- Screenshot from the special
- Genre: Animated TV special
- Written by: Romeo Muller
- Directed by: Charles Swenson
- Voices of: Sid Caesar Mischa Bond Robert Ridgely Joan Gerber Frank Nelson Lurene Tuttle Charles Woolf
- Composers: Stephen J. Lawrence David Campbell
- Country of origin: United States
- Original language: English

Production
- Executive producer: Robert L. Rosen
- Producers: Romeo Muller Fred Wolf Charles Swenson
- Running time: 30 minutes
- Production company: Muller-Rosen Productions in association with Murakami-Wolf-Swenson Films

Original release
- Network: CBS
- Release: November 15, 1980

= Thanksgiving in the Land of Oz =

1980 American animated Thanksgiving special

Thanksgiving in the Land of Oz is an animated Thanksgiving TV special that first aired on CBS on November 15, 1980. The special was retitled Dorothy in the Land of Oz, with some of the references to Thanksgiving cut out, for the CBS repeat in 1981.

==Plot==
Aunt Em is getting ready for a Thanksgiving feast when Dorothy spots someone getting away with the mince pie. It's the Wizard of Oz, who's created a new, green turkey-shaped balloon in the hopes of renting it out for a Thanksgiving parade. The balloon slips away into the sky, with Dorothy and Toto holding onto it, and they drift to Oz.

Jack Pumpkinhead welcomes Dorothy to Oz, but there's a new threat haunting the land: Tyrone, the Terrible Toy Tinker, who brings Dorothy's turkey balloon to life and plans to take over the Emerald City. Jack and Dorothy need to get to Tyrone's tower and stop him. They find that Dorothy's pie has come to life, and calls itself U.N. Krust: a pie that uses a different accent every time it speaks.

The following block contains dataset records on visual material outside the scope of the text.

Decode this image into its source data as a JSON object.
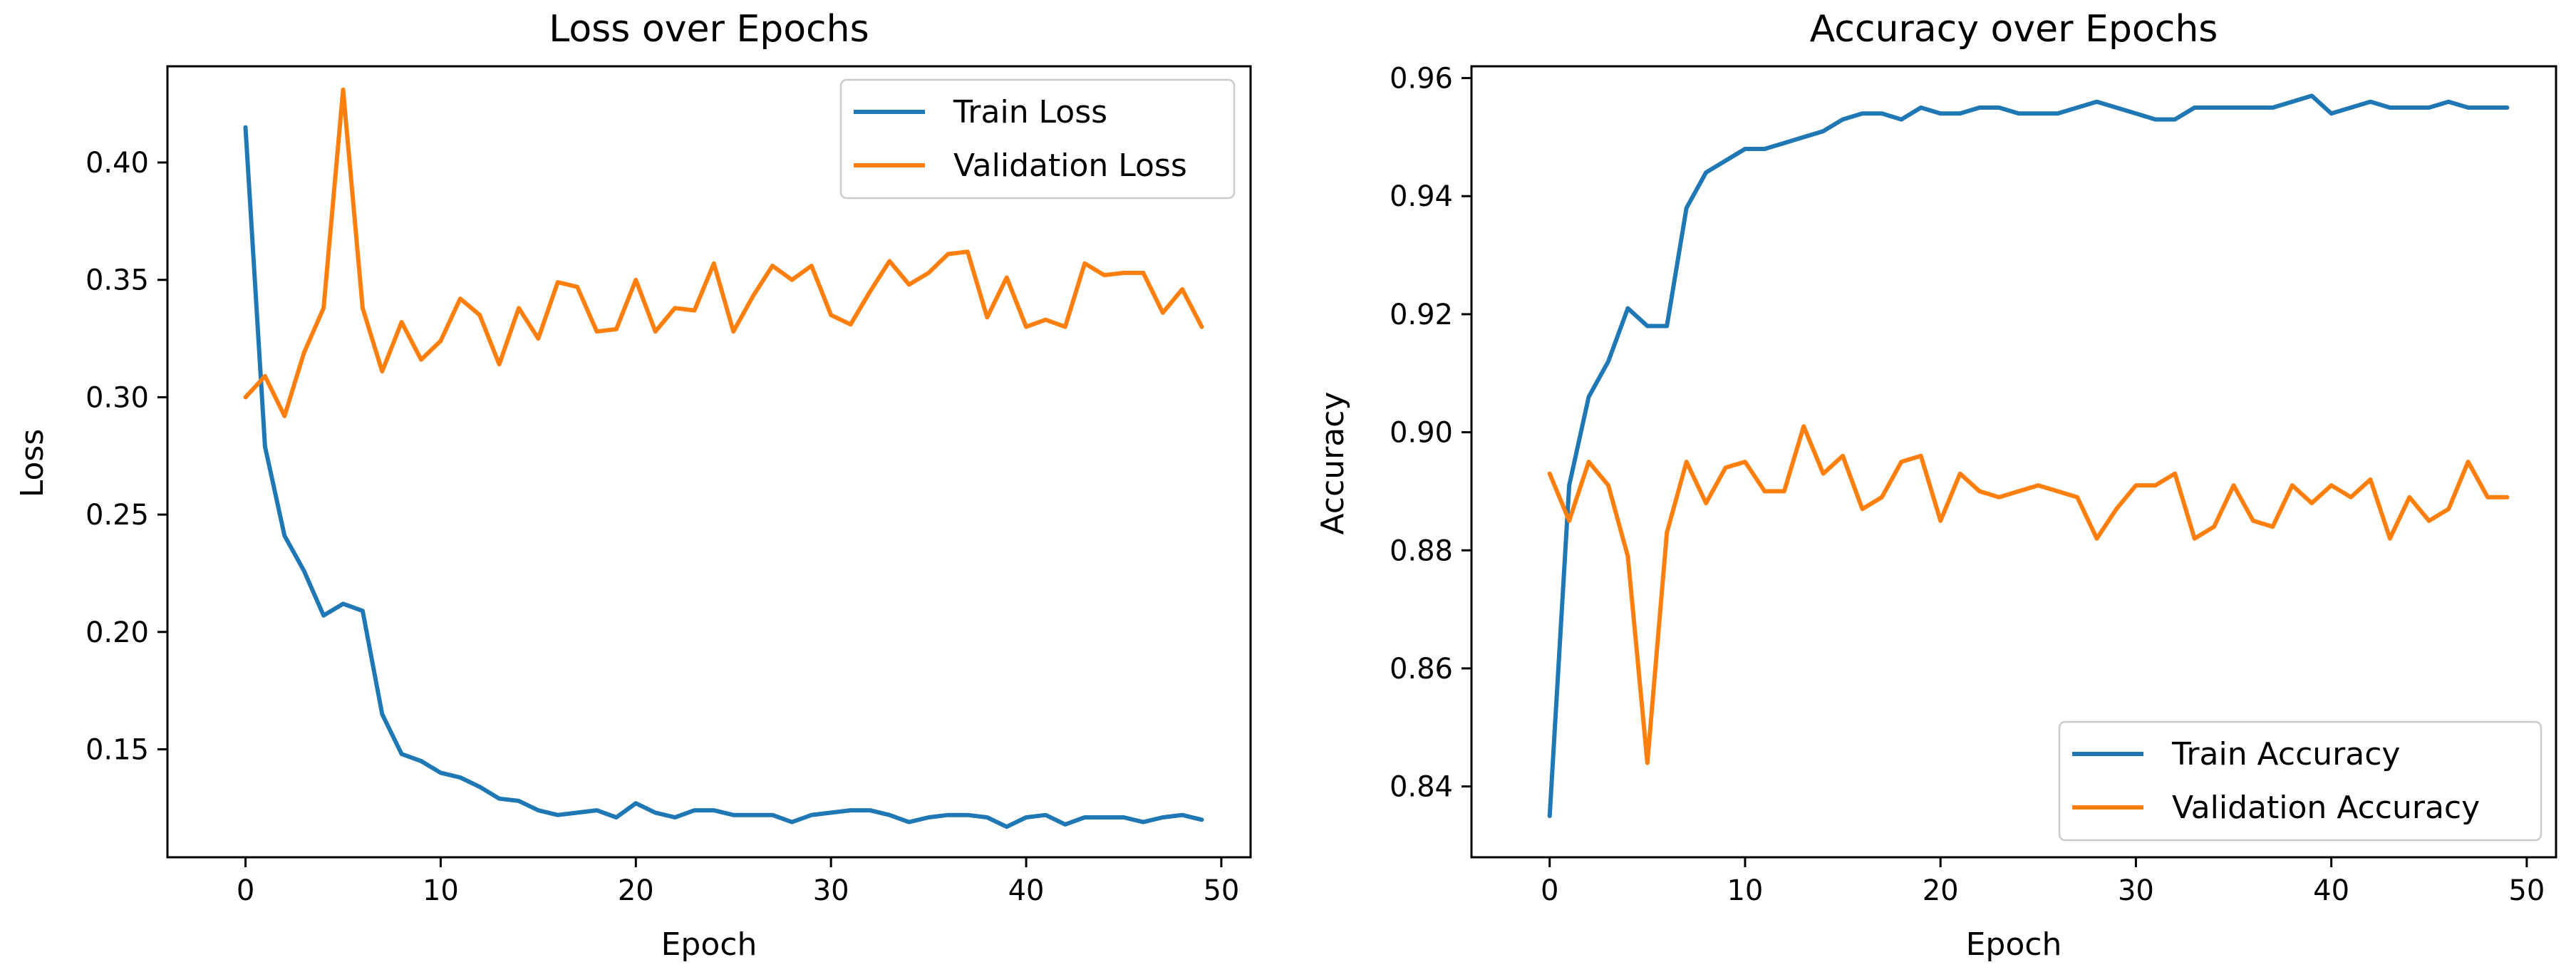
{
  "chart_data": [
    {
      "type": "line",
      "title": "Loss over Epochs",
      "xlabel": "Epoch",
      "ylabel": "Loss",
      "xlim": [
        -4,
        51.5
      ],
      "ylim": [
        0.104,
        0.441
      ],
      "xticks": [
        0,
        10,
        20,
        30,
        40,
        50
      ],
      "yticks": [
        0.15,
        0.2,
        0.25,
        0.3,
        0.35,
        0.4
      ],
      "ytick_labels": [
        "0.15",
        "0.20",
        "0.25",
        "0.30",
        "0.35",
        "0.40"
      ],
      "legend_position": "top-right",
      "series": [
        {
          "name": "Train Loss",
          "color": "#1f77b4",
          "values": [
            0.415,
            0.279,
            0.241,
            0.226,
            0.207,
            0.212,
            0.209,
            0.165,
            0.148,
            0.145,
            0.14,
            0.138,
            0.134,
            0.129,
            0.128,
            0.124,
            0.122,
            0.123,
            0.124,
            0.121,
            0.127,
            0.123,
            0.121,
            0.124,
            0.124,
            0.122,
            0.122,
            0.122,
            0.119,
            0.122,
            0.123,
            0.124,
            0.124,
            0.122,
            0.119,
            0.121,
            0.122,
            0.122,
            0.121,
            0.117,
            0.121,
            0.122,
            0.118,
            0.121,
            0.121,
            0.121,
            0.119,
            0.121,
            0.122,
            0.12
          ]
        },
        {
          "name": "Validation Loss",
          "color": "#ff7f0e",
          "values": [
            0.3,
            0.309,
            0.292,
            0.319,
            0.338,
            0.431,
            0.338,
            0.311,
            0.332,
            0.316,
            0.324,
            0.342,
            0.335,
            0.314,
            0.338,
            0.325,
            0.349,
            0.347,
            0.328,
            0.329,
            0.35,
            0.328,
            0.338,
            0.337,
            0.357,
            0.328,
            0.343,
            0.356,
            0.35,
            0.356,
            0.335,
            0.331,
            0.345,
            0.358,
            0.348,
            0.353,
            0.361,
            0.362,
            0.334,
            0.351,
            0.33,
            0.333,
            0.33,
            0.357,
            0.352,
            0.353,
            0.353,
            0.336,
            0.346,
            0.33
          ]
        }
      ]
    },
    {
      "type": "line",
      "title": "Accuracy over Epochs",
      "xlabel": "Epoch",
      "ylabel": "Accuracy",
      "xlim": [
        -4,
        51.5
      ],
      "ylim": [
        0.828,
        0.962
      ],
      "xticks": [
        0,
        10,
        20,
        30,
        40,
        50
      ],
      "yticks": [
        0.84,
        0.86,
        0.88,
        0.9,
        0.92,
        0.94,
        0.96
      ],
      "ytick_labels": [
        "0.84",
        "0.86",
        "0.88",
        "0.90",
        "0.92",
        "0.94",
        "0.96"
      ],
      "legend_position": "bottom-right",
      "series": [
        {
          "name": "Train Accuracy",
          "color": "#1f77b4",
          "values": [
            0.835,
            0.891,
            0.906,
            0.912,
            0.921,
            0.918,
            0.918,
            0.938,
            0.944,
            0.946,
            0.948,
            0.948,
            0.949,
            0.95,
            0.951,
            0.953,
            0.954,
            0.954,
            0.953,
            0.955,
            0.954,
            0.954,
            0.955,
            0.955,
            0.954,
            0.954,
            0.954,
            0.955,
            0.956,
            0.955,
            0.954,
            0.953,
            0.953,
            0.955,
            0.955,
            0.955,
            0.955,
            0.955,
            0.956,
            0.957,
            0.954,
            0.955,
            0.956,
            0.955,
            0.955,
            0.955,
            0.956,
            0.955,
            0.955,
            0.955
          ]
        },
        {
          "name": "Validation Accuracy",
          "color": "#ff7f0e",
          "values": [
            0.893,
            0.885,
            0.895,
            0.891,
            0.879,
            0.844,
            0.883,
            0.895,
            0.888,
            0.894,
            0.895,
            0.89,
            0.89,
            0.901,
            0.893,
            0.896,
            0.887,
            0.889,
            0.895,
            0.896,
            0.885,
            0.893,
            0.89,
            0.889,
            0.89,
            0.891,
            0.89,
            0.889,
            0.882,
            0.887,
            0.891,
            0.891,
            0.893,
            0.882,
            0.884,
            0.891,
            0.885,
            0.884,
            0.891,
            0.888,
            0.891,
            0.889,
            0.892,
            0.882,
            0.889,
            0.885,
            0.887,
            0.895,
            0.889,
            0.889
          ]
        }
      ]
    }
  ]
}
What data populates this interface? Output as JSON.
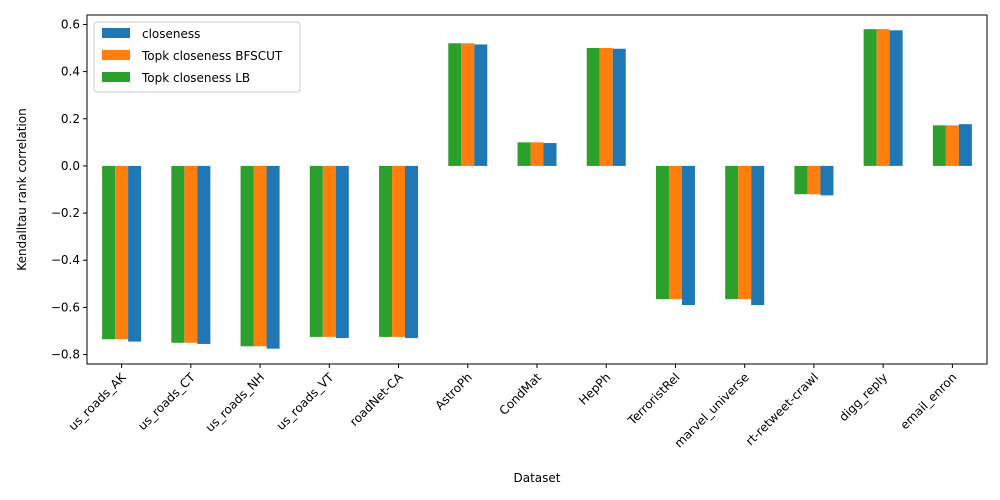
{
  "chart_data": {
    "type": "bar",
    "title": "",
    "xlabel": "Dataset",
    "ylabel": "Kendalltau rank correlation",
    "ylim": [
      -0.84,
      0.64
    ],
    "yticks": [
      -0.8,
      -0.6,
      -0.4,
      -0.2,
      0.0,
      0.2,
      0.4,
      0.6
    ],
    "ytick_labels": [
      "−0.8",
      "−0.6",
      "−0.4",
      "−0.2",
      "0.0",
      "0.2",
      "0.4",
      "0.6"
    ],
    "grid": false,
    "legend_position": "top-left",
    "categories": [
      "us_roads_AK",
      "us_roads_CT",
      "us_roads_NH",
      "us_roads_VT",
      "roadNet-CA",
      "AstroPh",
      "CondMat",
      "HepPh",
      "TerroristRel",
      "marvel_universe",
      "rt-retweet-crawl",
      "digg_reply",
      "email_enron"
    ],
    "series": [
      {
        "name": "closeness",
        "color": "#1f77b4",
        "values": [
          -0.745,
          -0.755,
          -0.775,
          -0.73,
          -0.73,
          0.515,
          0.097,
          0.497,
          -0.59,
          -0.59,
          -0.125,
          0.575,
          0.177
        ]
      },
      {
        "name": "Topk closeness BFSCUT",
        "color": "#ff7f0e",
        "values": [
          -0.735,
          -0.75,
          -0.765,
          -0.725,
          -0.725,
          0.52,
          0.1,
          0.5,
          -0.565,
          -0.565,
          -0.12,
          0.58,
          0.172
        ]
      },
      {
        "name": "Topk closeness LB",
        "color": "#2ca02c",
        "values": [
          -0.735,
          -0.75,
          -0.765,
          -0.725,
          -0.725,
          0.52,
          0.1,
          0.5,
          -0.565,
          -0.565,
          -0.12,
          0.58,
          0.172
        ]
      }
    ]
  }
}
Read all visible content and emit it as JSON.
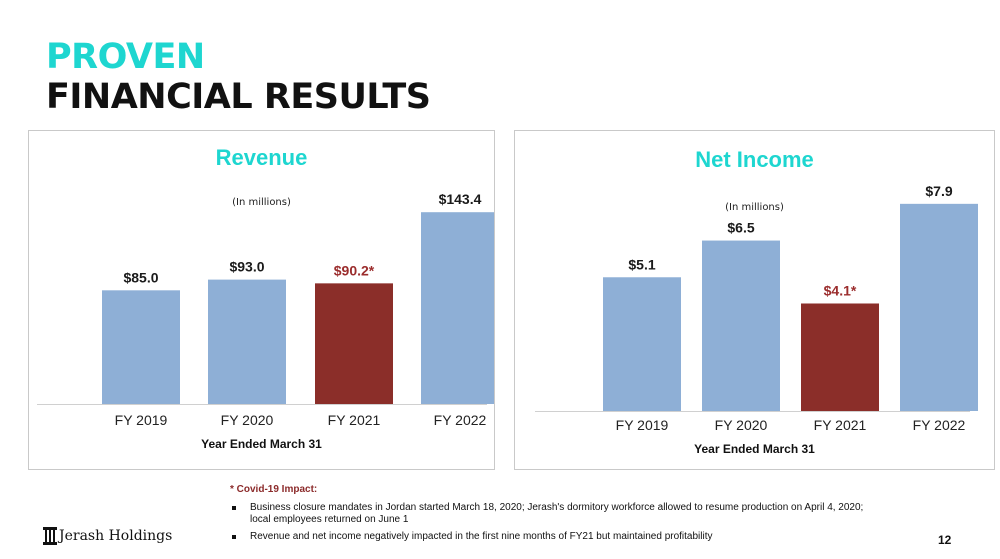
{
  "slide": {
    "title_line1": "PROVEN",
    "title_line2": "FINANCIAL RESULTS",
    "page_number": "12",
    "logo_text": "Jerash Holdings"
  },
  "colors": {
    "accent": "#1ed6d0",
    "bar_default": "#8eafd6",
    "bar_highlight": "#8b2e29",
    "label_highlight": "#9b2d2d"
  },
  "chart_data": [
    {
      "type": "bar",
      "title": "Revenue",
      "subtitle": "(In millions)",
      "xlabel": "Year Ended March 31",
      "ylabel": "",
      "categories": [
        "FY 2019",
        "FY 2020",
        "FY 2021",
        "FY 2022"
      ],
      "values": [
        85.0,
        93.0,
        90.2,
        143.4
      ],
      "data_labels": [
        "$85.0",
        "$93.0",
        "$90.2*",
        "$143.4"
      ],
      "highlight_index": 2,
      "ylim": [
        0,
        160
      ],
      "grid": false,
      "legend": "none"
    },
    {
      "type": "bar",
      "title": "Net Income",
      "subtitle": "(In millions)",
      "xlabel": "Year Ended March 31",
      "ylabel": "",
      "categories": [
        "FY 2019",
        "FY 2020",
        "FY 2021",
        "FY 2022"
      ],
      "values": [
        5.1,
        6.5,
        4.1,
        7.9
      ],
      "data_labels": [
        "$5.1",
        "$6.5",
        "$4.1*",
        "$7.9"
      ],
      "highlight_index": 2,
      "ylim": [
        0,
        9.0
      ],
      "grid": false,
      "legend": "none"
    }
  ],
  "footnote": {
    "title": "* Covid-19 Impact:",
    "items": [
      "Business closure mandates in Jordan started March 18, 2020; Jerash's dormitory workforce allowed to resume production on April 4, 2020; local employees returned on June 1",
      "Revenue and net income negatively impacted in the first nine months of FY21 but maintained profitability"
    ]
  }
}
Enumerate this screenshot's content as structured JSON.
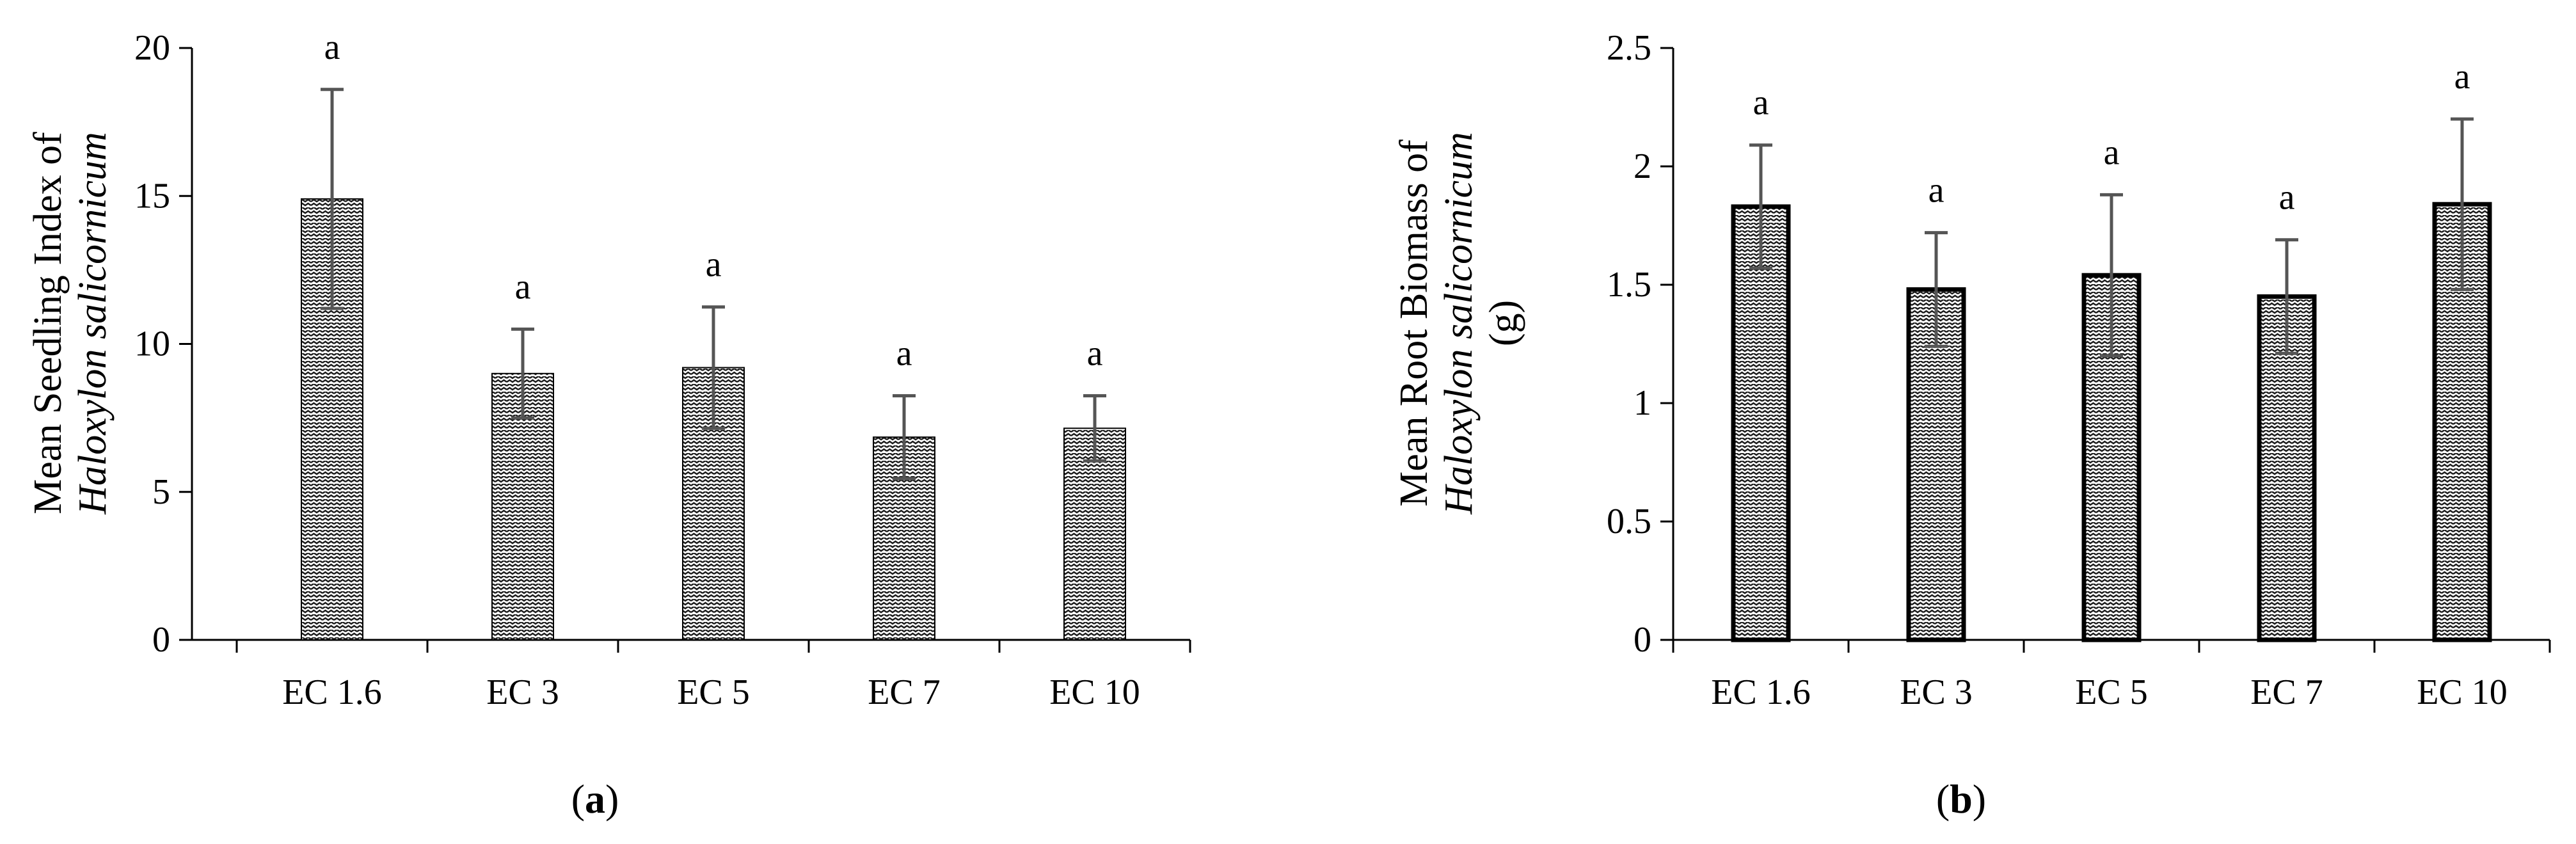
{
  "chart_data": [
    {
      "panel_label": "a",
      "type": "bar",
      "ylabel_line1": "Mean Seedling Index of",
      "ylabel_line2": "Haloxylon salicornicum",
      "ylabel_line3": "",
      "categories": [
        "EC 1.6",
        "EC 3",
        "EC 5",
        "EC 7",
        "EC 10"
      ],
      "values": [
        14.9,
        9.0,
        9.2,
        6.85,
        7.15
      ],
      "errors": [
        3.7,
        1.5,
        2.05,
        1.4,
        1.1
      ],
      "letters": [
        "a",
        "a",
        "a",
        "a",
        "a"
      ],
      "yticks": [
        "0",
        "5",
        "10",
        "15",
        "20"
      ],
      "ylim": [
        0,
        20
      ],
      "grid": false
    },
    {
      "panel_label": "b",
      "type": "bar",
      "ylabel_line1": "Mean Root Biomass of",
      "ylabel_line2": "Haloxylon salicornicum",
      "ylabel_line3": "(g)",
      "categories": [
        "EC 1.6",
        "EC 3",
        "EC 5",
        "EC 7",
        "EC 10"
      ],
      "values": [
        1.83,
        1.48,
        1.54,
        1.45,
        1.84
      ],
      "errors": [
        0.26,
        0.24,
        0.34,
        0.24,
        0.36
      ],
      "letters": [
        "a",
        "a",
        "a",
        "a",
        "a"
      ],
      "yticks": [
        "0",
        "0.5",
        "1",
        "1.5",
        "2",
        "2.5"
      ],
      "ylim": [
        0,
        2.5
      ],
      "grid": false
    }
  ],
  "colors": {
    "axis": "#000000",
    "error_bar": "#555555",
    "bar_fill_pattern": "zigzag"
  }
}
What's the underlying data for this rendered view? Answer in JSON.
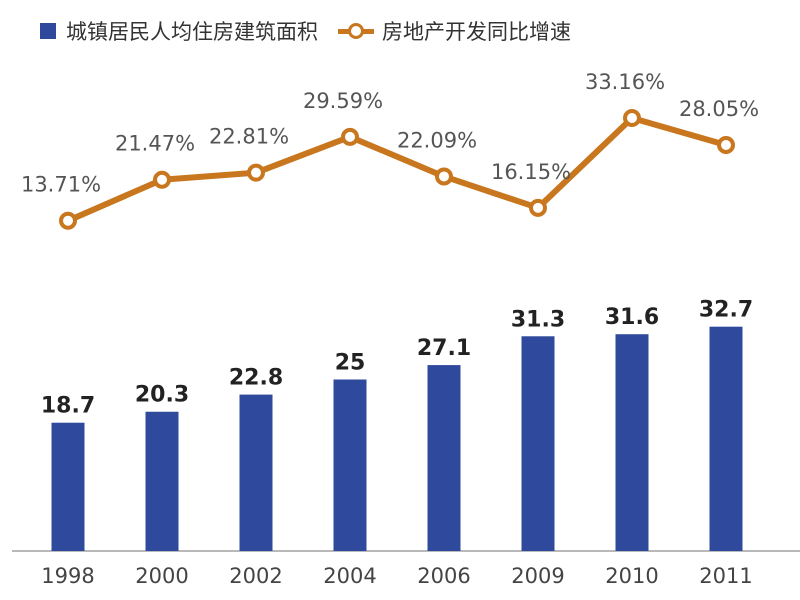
{
  "colors": {
    "bar": "#2f4a9c",
    "line": "#c8771e",
    "axis": "#b9b9b9"
  },
  "chart_data": {
    "type": "bar+line",
    "title": "",
    "xlabel": "",
    "ylabel": "",
    "grid": false,
    "legend_position": "top-left",
    "categories": [
      "1998",
      "2000",
      "2002",
      "2004",
      "2006",
      "2009",
      "2010",
      "2011"
    ],
    "series": [
      {
        "name": "城镇居民人均住房建筑面积",
        "type": "bar",
        "values": [
          18.7,
          20.3,
          22.8,
          25,
          27.1,
          31.3,
          31.6,
          32.7
        ],
        "labels": [
          "18.7",
          "20.3",
          "22.8",
          "25",
          "27.1",
          "31.3",
          "31.6",
          "32.7"
        ]
      },
      {
        "name": "房地产开发同比增速",
        "type": "line",
        "unit": "%",
        "values": [
          13.71,
          21.47,
          22.81,
          29.59,
          22.09,
          16.15,
          33.16,
          28.05
        ],
        "labels": [
          "13.71%",
          "21.47%",
          "22.81%",
          "29.59%",
          "22.09%",
          "16.15%",
          "33.16%",
          "28.05%"
        ]
      }
    ]
  }
}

Walking to the tower, Dorothy tells Jack Pumpkinhead about Thanksgiving, lauding the Pilgrims' pioneering spirit. Along the way, they run into more new friends: the Hungry Tiger, who turns out to be a vegetarian, and Tic Toc (sic) the mechanical man. As the group nears the tower, the green turkey picks up Dorothy and brings her to Tyrone. Dorothy scolds Tyrone for being a bad person, and encourages him to use his powers to make toys for Christmas instead.

A victorious Dorothy is brought to the Emerald City, where she meets Queen Ozma. Ozma rewards Dorothy by bringing her uncle and aunt to Oz forever, so they can have a Thanksgiving feast for all of their Ozite friends.

The special included three songs: "Oz Can Be", "Beans in Your Button" and "Christmas, Toys and Oz".

==Cast==
- Sid Caesar: The Wizard of Oz, U.N. Krust
- Mischa Bond: Dorothy
- Robert Ridgely: Jack Pumpkinhead, Tyrone the Terrible Toy Tinker
- Joan Gerber: Tic-Toc, Ozma, Queen of Oz
- Frank Nelson: The Hungry Tiger
- Lurene Tuttle: Aunt Em
- Charles Woolf: Uncle Henry, Toto
- Maitzi Morgan
- Julie Cohen

==Distribution==
The original special aired on CBS on November 15, 1980. The show was retitled Dorothy in the Land of Oz for its second CBS outing on December 10, 1981 and forever after. The special aired on Showtime in November 1985 and November 1986, and on HBO in 1986 and 1987.

==Reception==
In A Brief Guide to Oz, Paul Simpson wrote, "This animated special isn't well regarded, even though it incorporates some elements of the original Baum saga that rarely turn up elsewhere."

In The Road to Wicked: The Marketing and Consumption of Oz from L. Frank Baum to Broadway, Kent Drummond, Susan Aronstein and Terri L. Rittenburg wrote, "Thanksgiving in Oz introduced what was to become a recurring theme of loss and return in post-70s Oz narratives. If MGM offered Oz to the young at heart, Thanksgiving in Oz used Oz to recall adults to their true selves."